As for the big kiss? It was fine. It was treated as extremely matter of fact, which is what it needed to be. Timms paced the reveal to show that this was a young man just acting on who he was, and the big splash page was just an awkward teenage kiss. It’s definitely a good thing, but the execution was no better than just fine. It treated it just how it needed to, but I feel like if it had been written by an actual queer person, maybe a few of the moments leading up to the reveal would have felt more substantial and less hollow.

Timms’ art is the high point of the issue. He really shows how powerful Jon is but also keeps his vulnerability an important part of his character. You can see him start to break down as he pushes, and when he collapses from exhaustion you can feel the relief. Hi-Fi’s color work is good, putting the heroic acts of our young hero as the focal point of these pages.
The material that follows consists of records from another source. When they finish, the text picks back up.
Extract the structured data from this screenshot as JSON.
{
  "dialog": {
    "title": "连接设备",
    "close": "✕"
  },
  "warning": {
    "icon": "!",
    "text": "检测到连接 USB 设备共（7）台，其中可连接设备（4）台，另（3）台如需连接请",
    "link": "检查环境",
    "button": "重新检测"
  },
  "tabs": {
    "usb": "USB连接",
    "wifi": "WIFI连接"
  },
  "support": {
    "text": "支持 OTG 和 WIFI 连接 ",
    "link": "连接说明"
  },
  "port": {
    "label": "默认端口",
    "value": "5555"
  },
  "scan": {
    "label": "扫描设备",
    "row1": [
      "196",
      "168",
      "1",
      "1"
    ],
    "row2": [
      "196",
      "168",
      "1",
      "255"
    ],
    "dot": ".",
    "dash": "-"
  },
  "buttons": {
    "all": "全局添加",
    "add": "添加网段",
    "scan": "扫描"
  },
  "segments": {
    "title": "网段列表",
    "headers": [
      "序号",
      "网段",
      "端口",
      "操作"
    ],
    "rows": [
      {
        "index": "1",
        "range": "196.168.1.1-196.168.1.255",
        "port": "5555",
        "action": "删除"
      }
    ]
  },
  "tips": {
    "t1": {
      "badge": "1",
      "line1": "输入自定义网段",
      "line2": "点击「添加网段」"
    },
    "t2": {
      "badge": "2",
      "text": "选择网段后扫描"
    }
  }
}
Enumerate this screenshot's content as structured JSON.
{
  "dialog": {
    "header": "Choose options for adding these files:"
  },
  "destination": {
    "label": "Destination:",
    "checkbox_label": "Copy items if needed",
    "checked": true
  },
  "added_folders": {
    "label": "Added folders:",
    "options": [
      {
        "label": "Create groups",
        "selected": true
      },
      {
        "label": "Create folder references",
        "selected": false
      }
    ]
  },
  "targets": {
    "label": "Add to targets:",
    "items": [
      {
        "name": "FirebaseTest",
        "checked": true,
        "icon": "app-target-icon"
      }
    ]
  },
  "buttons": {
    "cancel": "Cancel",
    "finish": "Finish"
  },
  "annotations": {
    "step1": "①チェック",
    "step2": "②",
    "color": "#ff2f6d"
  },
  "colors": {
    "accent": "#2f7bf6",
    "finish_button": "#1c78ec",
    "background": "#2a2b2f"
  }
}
This issue in the end is good, but not much else. It’s a simple story of a hero pushing too hard, but it’s also a big step treated in a way that’s simply a matter of fact. Jon Kent is bi, and that’s just how it is. I think the ultimate answer to whether it was successful in revealing this will depend on the follow up- will Taylor make this a plot point in the story or was it just for this issue, intended never to be mentioned again? I think if it’s the former, then it will have set out to do what it needed to do. But if it ends up the latter, it probably should have been held for a writer who wanted to give the storyline the care it needs.

It’s a wait and see. I hope that it comes through and delivers on what it promises.

Superman: Son of Kal-El #5 is available now from DC Comics.